A máquina estatal deve reagir. No VI Congresso do Partido Comunista, em 2011, foram aprovadas 311 medidas de reforma. Até agora, foram implementadas menos de 21%. No próximo sábado, 16 de abril, começa o VII Congresso. Criticado em Cuba, até mesmo por membros da base, por não divulgar o documento programático da reunião, o partido único discutirá de portas fechadas como acelerar a economia sem atingir o nervo ciático do sistema. Com a saída de Raúl Castro, programada para 2018, por debaixo da mesa serão ventiladas as alegadas diferenças entre os setores tecnocratas do raulismo e os inflexíveis do fidelismo, ao mesmo tempo enredadas na teia de interesses criados durante seis décadas de autarquia na ilha.

Quanto às medidas pendentes, destaca-se a complicada unificação monetária. Cuba funciona com o peso nacional e o peso conversível, ou CUC (24 pesos nacionais), que é equivalente ao dólar e foi criado pelo Governo para facilitar a obtenção de divisas, depois de perder apoio no início dos anos noventa, com o colapso da União Soviética.

“A economia não pode avançar com esta dualidade monetária”, diz Pavel Vidal, ex-funcionário do Banco Central de Cuba

"A economia não pode avançar com esta dualidade", diz Pavel Vidal, professor universitário na Colômbia e ex-funcionário do Banco Central de Cuba. "Com duas moedas e várias taxas de câmbio, o cálculo dos balanços das empresas estatais, dos preços, da competitividade e da eficiência está completamente distorcido. Mas seria necessário ver se a economia está preparada para a mudança. Os países que a realizam costumam ter reservas suficientes ou apoio de um credor internacional, e a poupança interna em Cuba por necessidade acabou diminuindo, principalmente devido à crise venezuelana."

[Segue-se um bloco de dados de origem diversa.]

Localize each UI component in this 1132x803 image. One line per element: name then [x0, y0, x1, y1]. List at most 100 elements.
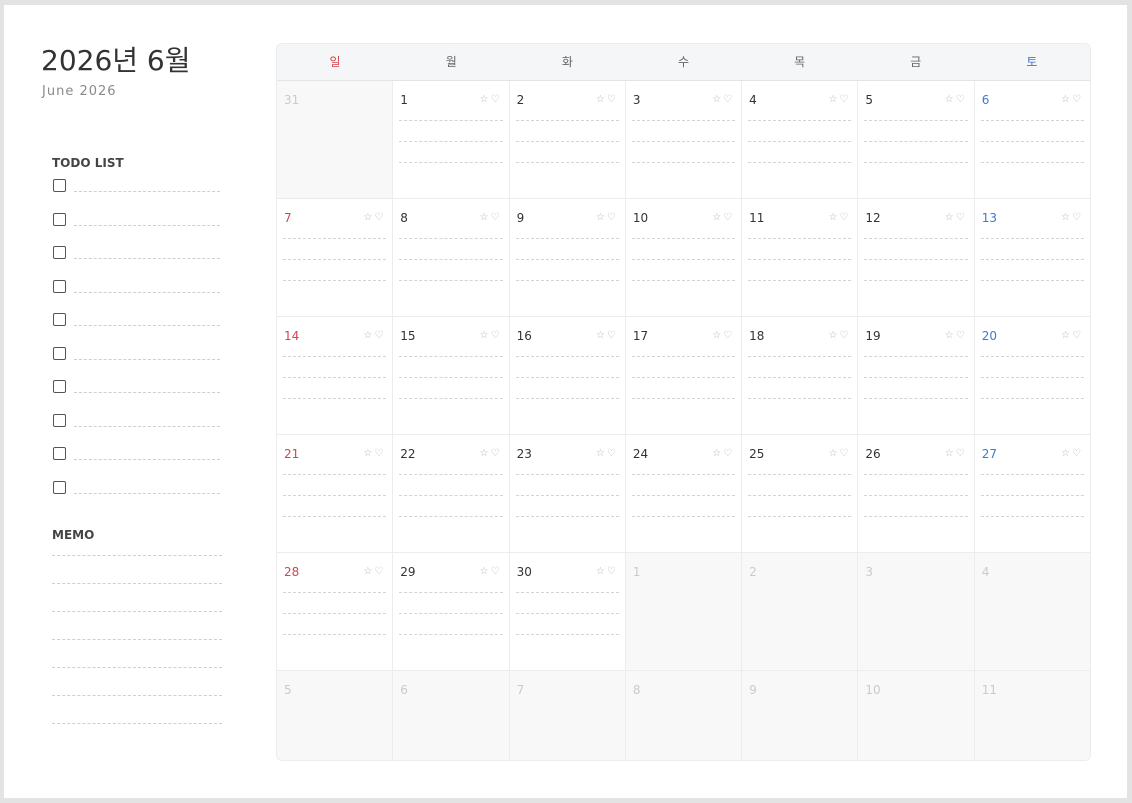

Acabar com o peso conversível para continuar apenas com a moeda nacional poderia provocar um choque traumático em duas áreas já frágeis, o poder de compra da população e o setor produtivo. Uma forte desvalorização descontrolaria a inflação, agora em cerca de 3%, enquanto as empresas estatais não teriam mais a taxa de câmbio (um CUC por peso nacional), que é fornecida para capitalizá-las, e estariam expostas a condições reais de mercado, o que provavelmente inviabilizaria as operações de várias delas.

Dadas as dificuldades internas, a opção mais plausível para que Cuba enfrente o desafio sem cair no vácuo é que os EUA permitam sua entrada no Fundo Monetário Internacional (FMI). Seus representantes no Fundo estão obrigados, devido ao embargo, a votar contra tal medida, mas há especulações de que Obama possa buscar um atalho para tentar a aprovação nos nos oito meses que lhe restam de mandato. Por outro lado, na terça-feira passada, Luis Alberto Moreno, presidente do Banco Interamericano de Desenvolvimento (BID), disse que espera receber Cuba em dois anos.

Olhando por cima do muro que precisa pular, e quem sabe quanto vai durar o salto, alguns vislumbram uma Cuba que pode tirar proveito da herança mais reconhecida desde o tortuoso período desde a Revolução de 1959: o nível educacional de seus cidadãos. "Deve se desenvolver como uma economia do conhecimento", diz o lobista Williams, “em setores como o da biomédica e telecomunicações, porque, embora pareça paradoxo, tendo tão pouca tecnologia, percebe-se um enorme talento potencial para a programação”. Seria o que o eminente cientista político Jorge Domínguez, nascido em Havana em 1945, exilado com sua família na década de sessenta, definiu como uma hipotética "Singapura do Caribe". Por enquanto, aqui todos repetem a mesma coisa: "Não é fácil, companheiro, não é fácil".